Nevertheless, you could measure distances as integer multiples of Planck length, or intervals or durations as integer multiples of Planck time, but not because of any inherent "graininess" of spacetime, but because shorter distances/intervals cannot be measured with any conceivable tools – not just physical ones, but light etc. – because our current models just break down at this scale. That does not mean they don't exist, just that we cannot measure them.
Rick Law:
I am waiting for Quantum Gravity to become a well developed theory, but, before I get into that...
Ask dffierent physicist to define what time is, you will get various answers and not all of them will agree. Until we have general agreement on what is time, we can't really say if it is discrete.

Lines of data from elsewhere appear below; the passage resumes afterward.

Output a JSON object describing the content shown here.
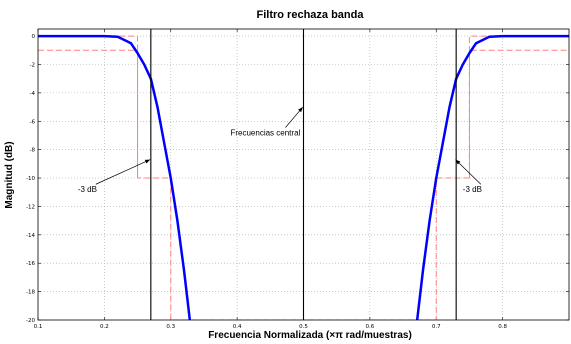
{
  "chart_data": {
    "type": "line",
    "title": "Filtro rechaza banda",
    "xlabel": "Frecuencia Normalizada (×π rad/muestras)",
    "ylabel": "Magnitud (dB)",
    "xlim": [
      0.1,
      0.9
    ],
    "ylim": [
      -20,
      0.5
    ],
    "x_ticks": [
      0.1,
      0.2,
      0.3,
      0.4,
      0.5,
      0.6,
      0.7,
      0.8
    ],
    "x_tick_labels": [
      "0.1",
      "0.2",
      "0.3",
      "0.4",
      "0.5",
      "0.6",
      "0.7",
      "0.8"
    ],
    "y_ticks": [
      0,
      -2,
      -4,
      -6,
      -8,
      -10,
      -12,
      -14,
      -16,
      -18,
      -20
    ],
    "y_tick_labels": [
      "0",
      "-2",
      "-4",
      "-6",
      "-8",
      "-10",
      "-12",
      "-14",
      "-16",
      "-18",
      "-20"
    ],
    "grid": true,
    "series": [
      {
        "style": "solid",
        "color": "#0000ff",
        "x": [
          0.1,
          0.2,
          0.22,
          0.24,
          0.25,
          0.26,
          0.27,
          0.28,
          0.29,
          0.3,
          0.31,
          0.32,
          0.33,
          0.67,
          0.68,
          0.69,
          0.7,
          0.71,
          0.72,
          0.73,
          0.74,
          0.75,
          0.76,
          0.78,
          0.8,
          0.9
        ],
        "y": [
          0,
          0,
          -0.05,
          -0.5,
          -1.2,
          -2.0,
          -3.0,
          -5.0,
          -7.5,
          -10.0,
          -13.0,
          -16.5,
          -20.5,
          -20.5,
          -16.5,
          -13.0,
          -10.0,
          -7.5,
          -5.0,
          -3.0,
          -2.0,
          -1.2,
          -0.5,
          -0.05,
          0,
          0
        ]
      },
      {
        "style": "dashed",
        "color": "#ff8080",
        "x": [
          0.1,
          0.25,
          0.25,
          0.3,
          0.3,
          0.7,
          0.7,
          0.75,
          0.75,
          0.9
        ],
        "y": [
          -1,
          -1,
          -10,
          -10,
          -20,
          -20,
          -10,
          -10,
          -1,
          -1
        ]
      },
      {
        "style": "dashed",
        "color": "#ff8080",
        "x": [
          0.1,
          0.25,
          0.25
        ],
        "y": [
          0,
          0,
          -10
        ]
      },
      {
        "style": "dashed",
        "color": "#ff8080",
        "x": [
          0.75,
          0.75,
          0.9
        ],
        "y": [
          -10,
          0,
          0
        ]
      }
    ],
    "vlines": [
      0.27,
      0.5,
      0.73
    ],
    "annotations": [
      {
        "text": "-3 dB",
        "x": 0.16,
        "y": -11.0,
        "arrow_to": [
          0.269,
          -8.7
        ]
      },
      {
        "text": "Frecuencias central",
        "x": 0.39,
        "y": -7.0,
        "arrow_to": [
          0.499,
          -5.0
        ]
      },
      {
        "text": "-3 dB",
        "x": 0.74,
        "y": -11.0,
        "arrow_to": [
          0.729,
          -8.7
        ]
      }
    ]
  }
}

I would say, in all likelihood, it is quantized -- trouble is, in quantum mechanics, time doesn't exist -- ie: not a variable in the equations used in quantum mechanics developed so far. There is a before and there is an after, that is it. Before the wave form collapses, and after the wave form collapses.
If you accept that, that may lead to the conclusion that time ticks and the collapse is the ticking. But then next question is, which wave form? Yours or mine or others? So time depends on where you are and what you are doing (acceleration for example). What if you are observing me? or I am observing you? or no one is observing?
If you are looking at your watch on your wrist with your arm fully stretched, you are not seeing the current time on your watch. You are seeing the time on your watch between 1ns to 2ns ago, depending on how long your arm is. For you, the photon carried the information of time from your watch to your eyes took 1ns to 2ns to get to you -- in your time. Yet (current accepted theory is) the photon didn't experience any time passage. For it, it is the exact moment of it's creation. In fact, it is the same moment for any photon between it's creation and it's death (absorb/decade) even if these two events happened light years apart. It ticked for you, but it didn't tick for at least one something else that is the photon.
May be someone already have a paper (that resolves all these unknowns) written but not yet publish... If not, I am waiting for Quantum Gravity. When that is well developed, knowledge of time would/may have improved enough to gain some clarity there. However, my gut feel is, we are in deceleration as far as pace of science advancement goes. Theoretical Particle Physics hasn't done much in the past half century. String theory didn't turn out to be the great leap forward that many hoped it was... So on, and so on. And that was when science was a more attractive field. Now, as college graduates majored in "xyz studies" out numbered majors in Physics, Math, and Engineering, our capability of maintaining a technological society becomes questionable. There is a fair chance we would go back to horse and buggies. So, "what is time", along with many science mysteries, may forever be unknown to human kind.